Report 41: Prevention in adult safeguarding - Emerging evidence
Haringey Council: Quality of Life Reviews for financial safeguarding
Haringey Council has involved the Association of Independent Visitors UK to help deliver a proactive approach to managing money on behalf of people who have lost mental capacity. Margaret Allen (Assistant Director, Safeguarding and Strategic Services) and Marcus Power (Finance Manager, Income, Safeguarding and Strategic Services) explain the scheme.
The London Borough of Haringey holds between four and five million pounds on behalf of around 70 to 80 people who have lost mental capacity. It's a large sum of money and a considerable responsibility.
For local authorities, this responsibility is longstanding. Typically, council finance officers carried out this role in a reactive way, settling essential financial matters only when bills appeared. Meanwhile, a person could have quite significant needs that would go unaddressed, despite the person having funds to meet these needs. Perhaps no one ever asked the person what they would like to spend their money on. Perhaps key care staff didn't know the person had their own funds.
Since summer 2010, Haringey Council has embarked on a new way of working systematically to ensure that the funds it manages when appointed as a Deputy by Order of the Court of Protection are used proactively in clients' best interests to promote their quality of life. Haringey Council now asks 'Independent Visitors' from the national Association of Independent Visitors (AIVUK) – all current and ex- Court of Protection Visitors who work with private clients, solicitors, Deputies and Attorneys to uphold and safeguard best interests – to make a visit to each person where Haringey Council is the appointed Deputy. By March 2011, the Independent Visitors had conducted these Quality of Life Reviews, as they are known, with about a quarter of Haringey Council's Deputyship caseload.

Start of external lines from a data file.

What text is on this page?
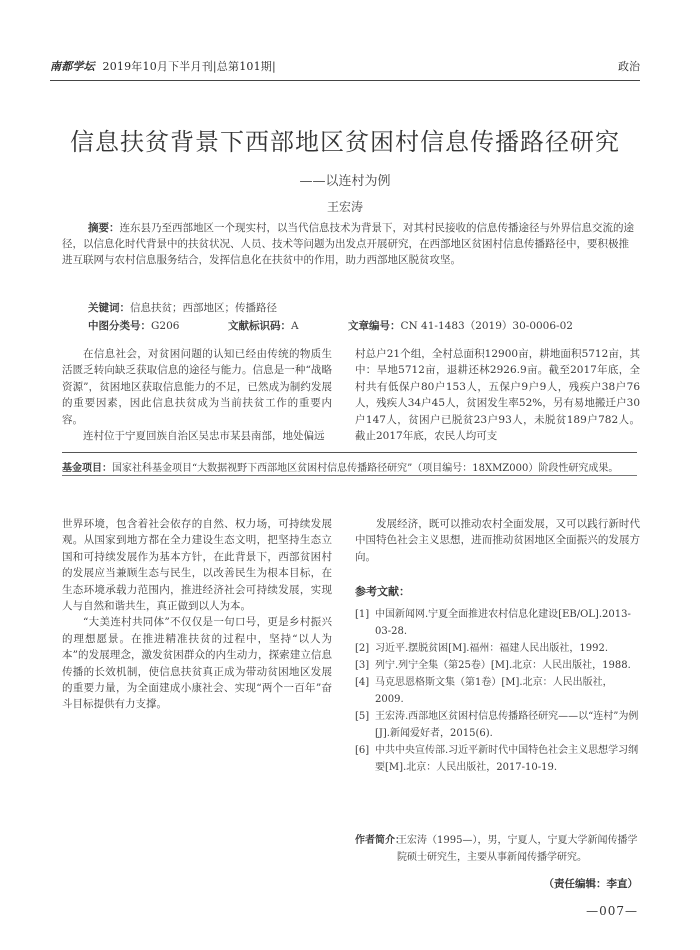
南都学坛 2019年10月下半月刊|总第101期|	政治
信息扶贫背景下西部地区贫困村信息传播路径研究
——以连村为例
王宏涛
摘要：连东县乃至西部地区一个现实村，以当代信息技术为背景下，对其村民接收的信息传播途径与外界信息交流的途径，以信息化时代背景中的扶贫状况、人员、技术等问题为出发点开展研究，在西部地区贫困村信息传播路径中，要积极推进互联网与农村信息服务结合，发挥信息化在扶贫中的作用，助力西部地区脱贫攻坚。
关键词：信息扶贫；西部地区；传播路径
中图分类号：G206	文献标识码：A	文章编号：CN 41-1483（2019）30-0006-02

在信息社会，对贫困问题的认知已经由传统的物质生活匮乏转向缺乏获取信息的途径与能力。信息是一种“战略资源”，贫困地区获取信息能力的不足，已然成为制约发展的重要因素，因此信息扶贫成为当前扶贫工作的重要内容。

连村位于宁夏回族自治区吴忠市某县南部，地处偏远

村总户21个组，全村总面积12900亩，耕地面积5712亩，其中：旱地5712亩，退耕还林2926.9亩。截至2017年底，全村共有低保户80户153人，五保户9户9人，残疾户38户76人，残疾人34户45人，贫困发生率52%，另有易地搬迁户30户147人，贫困户已脱贫23户93人，未脱贫189户782人。截止2017年底，农民人均可支

基金项目：国家社科基金项目“大数据视野下西部地区贫困村信息传播路径研究”（项目编号：18XMZ000）阶段性研究成果。

世界环境，包含着社会依存的自然、权力场，可持续发展观。从国家到地方都在全力建设生态文明，把坚持生态立国和可持续发展作为基本方针，在此背景下，西部贫困村的发展应当兼顾生态与民生，以改善民生为根本目标，在生态环境承载力范围内，推进经济社会可持续发展，实现人与自然和谐共生，真正做到以人为本。

“大美连村共同体”不仅仅是一句口号，更是乡村振兴的理想愿景。在推进精准扶贫的过程中，坚持“以人为本”的发展理念，激发贫困群众的内生动力，探索建立信息传播的长效机制，使信息扶贫真正成为带动贫困地区发展的重要力量，为全面建成小康社会、实现“两个一百年”奋斗目标提供有力支撑。

发展经济，既可以推动农村全面发展，又可以践行新时代中国特色社会主义思想，进而推动贫困地区全面振兴的发展方向。

参考文献：
[1] 中国新闻网.宁夏全面推进农村信息化建设[EB/OL].2013-03-28.
[2] 习近平.摆脱贫困[M].福州：福建人民出版社，1992.
[3] 列宁.列宁全集（第25卷）[M].北京：人民出版社，1988.
[4] 马克思恩格斯文集（第1卷）[M].北京：人民出版社，2009.
[5] 王宏涛.西部地区贫困村信息传播路径研究——以“连村”为例[J].新闻爱好者，2015(6).
[6] 中共中央宣传部.习近平新时代中国特色社会主义思想学习纲要[M].北京：人民出版社，2017-10-19.
作者简介：
王宏涛（1995—），男，宁夏人，宁夏大学新闻传播学院硕士研究生，主要从事新闻传播学研究。
（责任编辑：李直）
—007—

An Independent Visitor meets with a person in their own home and talks to them about their life, their friends and family, and what they like to do. They establish what the person would like to spend their money on and report this back to the Council's Finance Assessment Team, who decide how best to spend money for the person in accordance with their preferences and needs.

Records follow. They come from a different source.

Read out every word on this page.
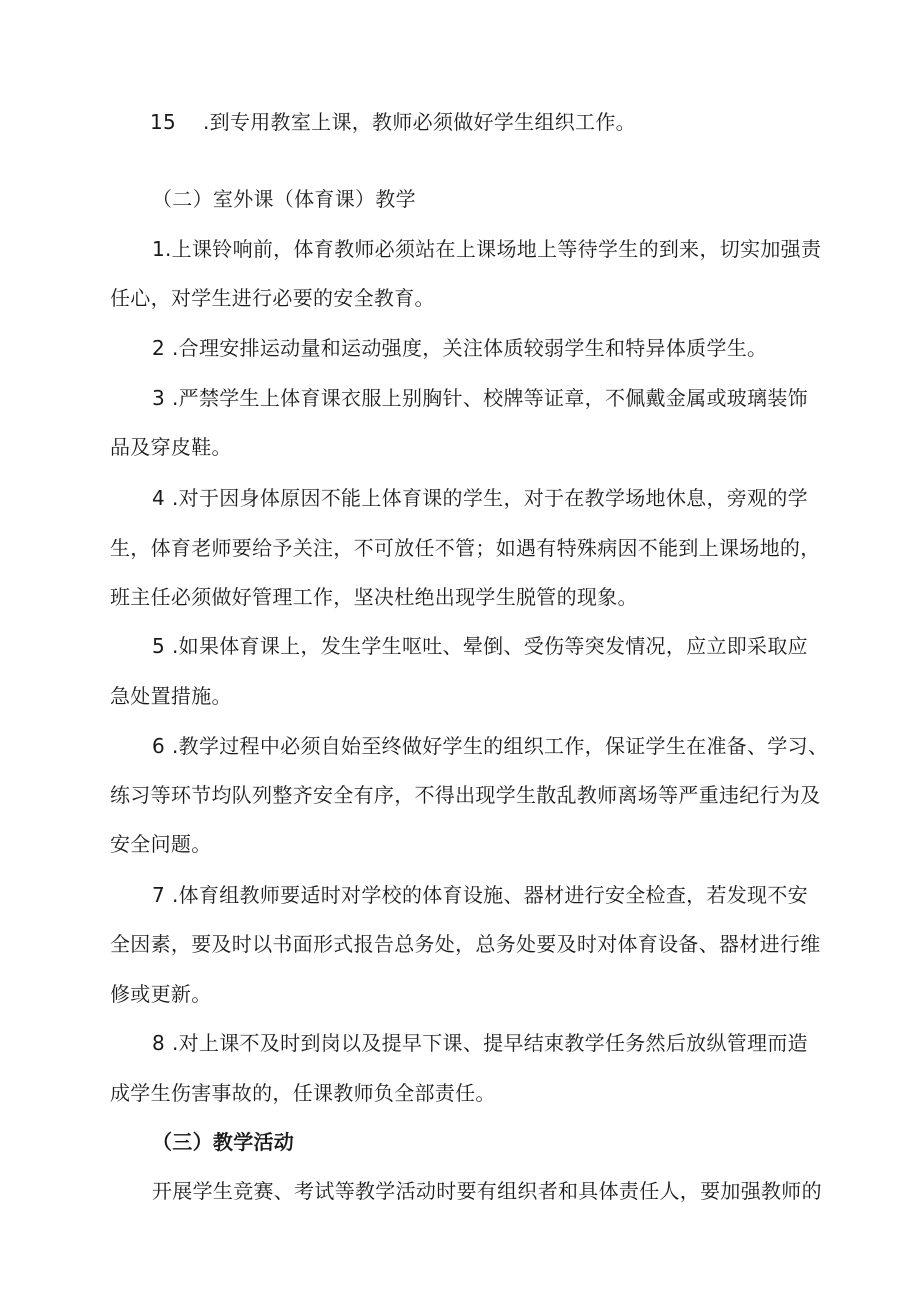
15 .到专用教室上课，教师必须做好学生组织工作。
（二）室外课（体育课）教学
1.上课铃响前，体育教师必须站在上课场地上等待学生的到来，切实加强责
任心，对学生进行必要的安全教育。
2 .合理安排运动量和运动强度，关注体质较弱学生和特异体质学生。
3 .严禁学生上体育课衣服上别胸针、校牌等证章，不佩戴金属或玻璃装饰
品及穿皮鞋。
4 .对于因身体原因不能上体育课的学生，对于在教学场地休息，旁观的学
生，体育老师要给予关注，不可放任不管；如遇有特殊病因不能到上课场地的，
班主任必须做好管理工作，坚决杜绝出现学生脱管的现象。
5 .如果体育课上，发生学生呕吐、晕倒、受伤等突发情况，应立即采取应
急处置措施。
6 .教学过程中必须自始至终做好学生的组织工作，保证学生在准备、学习、
练习等环节均队列整齐安全有序，不得出现学生散乱教师离场等严重违纪行为及
安全问题。
7 .体育组教师要适时对学校的体育设施、器材进行安全检查，若发现不安
全因素，要及时以书面形式报告总务处，总务处要及时对体育设备、器材进行维
修或更新。
8 .对上课不及时到岗以及提早下课、提早结束教学任务然后放纵管理而造
成学生伤害事故的，任课教师负全部责任。
（三）教学活动
开展学生竞赛、考试等教学活动时要有组织者和具体责任人，要加强教师的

The team have a range of practical tools to help – software that enables them to manage people's Deputyship Account directly, and a corporate visa card that allows them to buy goods and services, often using the internet. Everyone has different interests and needs, but so far as a result of the Quality of Life Reviews, the Council has organised for money to be spent on a wide range of items – magazine subscriptions, DVDs, clothing and holidays to name a few.
The new procedures take more staff time but do not involve additional resources. Each visit from the Independent Visitors costs £150, but the person pays for this from their own funds.
What's worked wellOpen
The feedback so far – from care homes in particular – has been very positive. The following two examples give a snapshot of the outcomes possible from the new approach.
Mr W lives in supported housing. His mobility is becoming more limited and so, as a result of a Quality of Life Review, the Council helped Mr W purchase a motorised scooter so he can get around the local area.
Mr S lives in a care home. At his Quality of Life Review, he told the Independent Visitor that he would appreciate some male company and a weekly visit to the local pub. As a result, Mr S now self-funds a small additional care package, which involves a care worker taking Mr S out regularly.
The Finance Assessment Team met with care home staff to explain the aim of the scheme. Some staff can be resistant to the idea that the Council are spending money that belongs to residents.
Advice for othersOpen
The new approach stemmed from a number of influences:
- legislation – in particular, the Mental Capacity Act 2005's emphasis on best interests decisions
- policy – self-directed support and giving people control over the services they use
- best practice shared by other local authorities.
By taking this approach, the team can demonstrate that they have tried to act in a person's best interests. They can also show that they have tried to ensure that the person has as good a quality of life as they would expect had they not lost the capacity to make decisions for themselves.
The team at Haringey recommend being risk-aware rather than risk-averse. Strong governance procedures – specifically a written audit trail – prevent any errors or abuse of the system. The approach also means the Council is taking a preventative angle on safeguarding – by setting up open, clear systems for managing people's money, and by reaching out to people who may be isolated.
Haringey Council intend to roll out the scheme across their Deputyship caseload, taking into account the views of other advocates who may be working already with younger adults.